Murkowski and Collins have withheld their support of the Graham-Cassidy bill over concerns in part that changing the ACA funding structure from Washington-directed to state-controlled would cut Medicaid spending on healthcare for low-income Americans. They also voted against their party's previous try to repeal Obamacare.

Currently, Republicans hold a 52-48 advantage over Democrats in the Senate. Graham-Cassidy faces a Sept. 30 vote deadline for the majority party to prevail with 50 votes plus that of Vice President Mike Pence versus a 60-vote threshold afterward.

President Donald Trump took to Twitter to urge passage of Graham-Cassidy over the weekend. However, intraparty turmoil puts the approval of Graham-Cassidy in question as Sens. Rand Paul (R-Ky.) and John McCain (R-Ariz.) oppose the bill.

Meanwhile, Sen. Ted Cruz (R-Texas) has also expressed doubt that he will vote for it. Senate Democrats all oppose Graham-Cassidy.

Further, 52 percent of Americans oppose the bill, according to a CBS News poll taken Sept. 21-24. Graham-Cassidy also faces unified opposition from U.S. doctors, health insurance plans and hospitals. They warn that Graham-Cassidy's spending cuts to Medicaid and more costly insurance premiums will harm consumers and patients.

According to Health Access California, a consumer advocacy group, the bill "undoes all the patient protections of the ACA, by allowing states to set their own rules, or no rules — with no federal requirements to abide by standards or policies such as no lifetime limits on coverage, no discrimination based on pre-existing conditions, essential health benefits, or other policies.

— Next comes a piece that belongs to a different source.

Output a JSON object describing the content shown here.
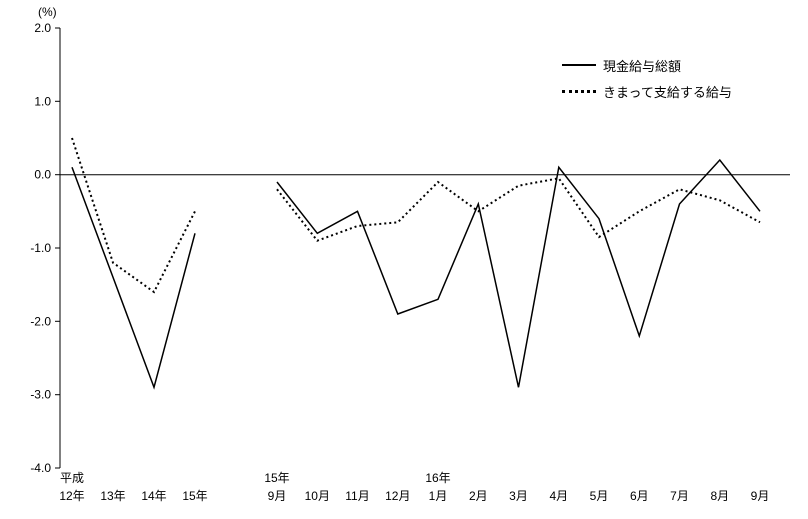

"Without the funding, even states like California would be under enormous pressure to lower premiums by scaling back benefits and consumer protections."

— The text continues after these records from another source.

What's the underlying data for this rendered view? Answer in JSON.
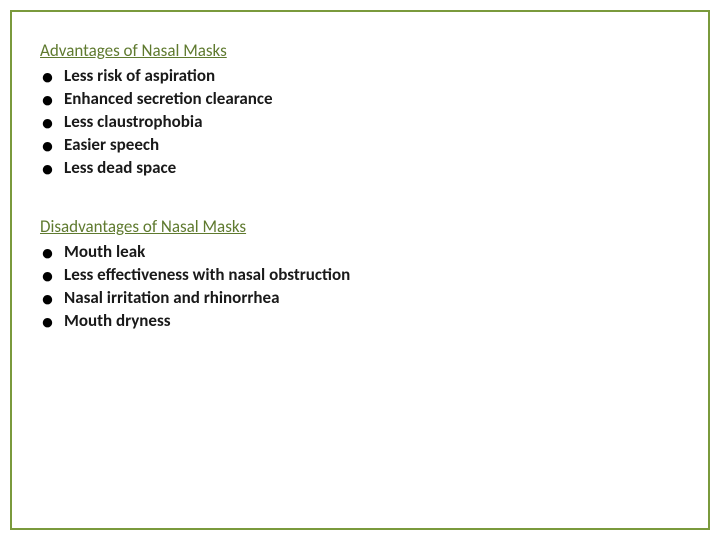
{
  "colors": {
    "border": "#7a9a3c",
    "heading": "#5f7a2f",
    "text": "#1a1a1a",
    "background": "#ffffff"
  },
  "typography": {
    "heading_fontsize": 17,
    "body_fontsize": 17,
    "body_weight": 600,
    "font_family": "Calibri, Arial, sans-serif"
  },
  "sections": [
    {
      "heading": "Advantages of Nasal Masks",
      "items": [
        "Less risk of aspiration",
        "Enhanced secretion clearance",
        "Less claustrophobia",
        "Easier speech",
        "Less dead space"
      ]
    },
    {
      "heading": "Disadvantages of Nasal Masks",
      "items": [
        "Mouth leak",
        "Less effectiveness with nasal obstruction",
        "Nasal irritation and rhinorrhea",
        "Mouth dryness"
      ]
    }
  ]
}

In the decade before the ACA became law (which includes the Great Recession of 2007-09), about 15 million Americans lost employer-based healthcare insurance, according to Josh Bivens, research director for the Economic Policy Institute in Washington, D.C. By contrast, under the ACA from 2010-15, 19.2 million people gained healthcare coverage.

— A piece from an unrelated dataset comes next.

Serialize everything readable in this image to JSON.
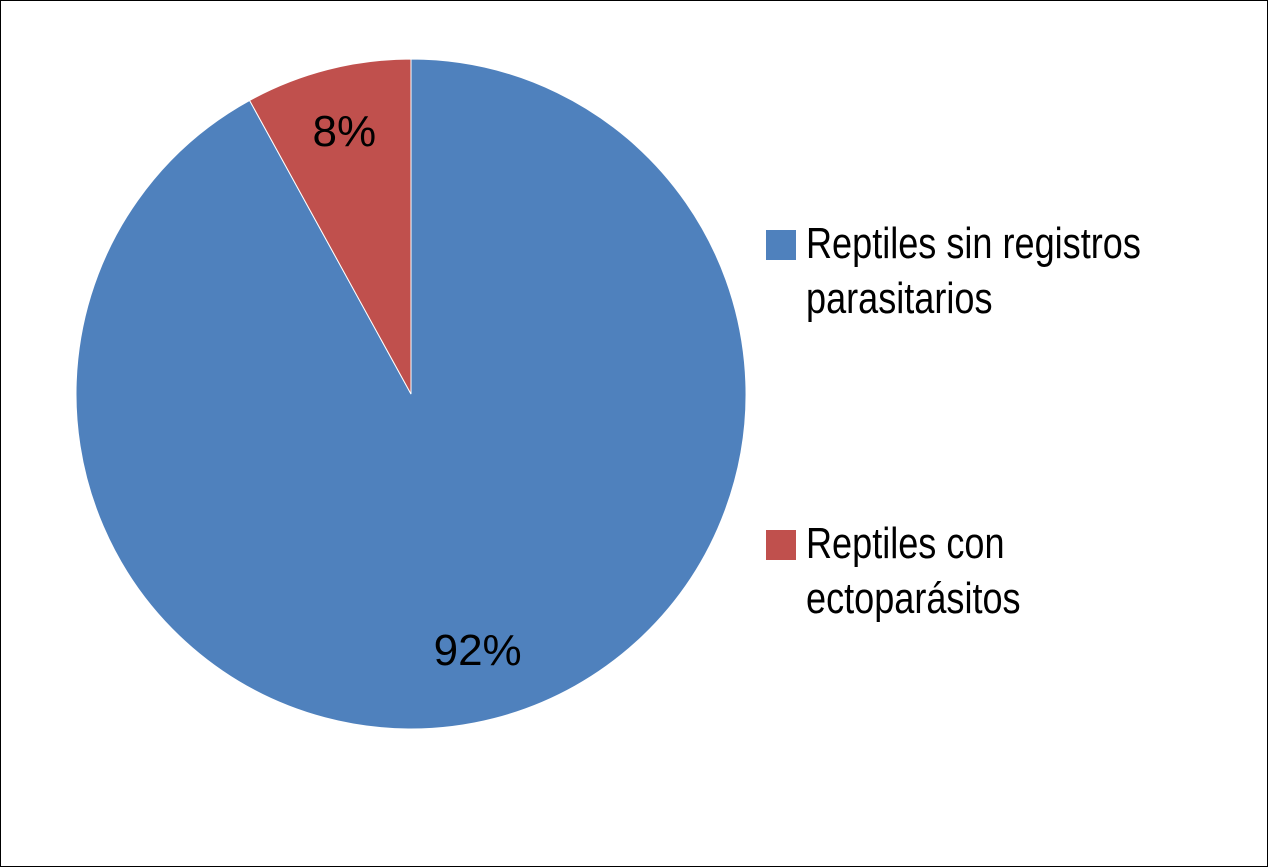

The bill could improve the ACA with certain changes in policies, according to the Washington, D.C.-based Heritage Foundation.

However, the senators may not know what outcome to expect. The nonpartisan Congressional Budget Office plans to release a preliminary report on the full scope of Graham-Cassidy this week. As a result, the bill's Sept. 30 vote deadline ensures that senators will not have a complete CBO analysis to guide them.

One thing is clear for this healthcare bill. The clock is ticking, and there is no sudden-death overtime option in sight.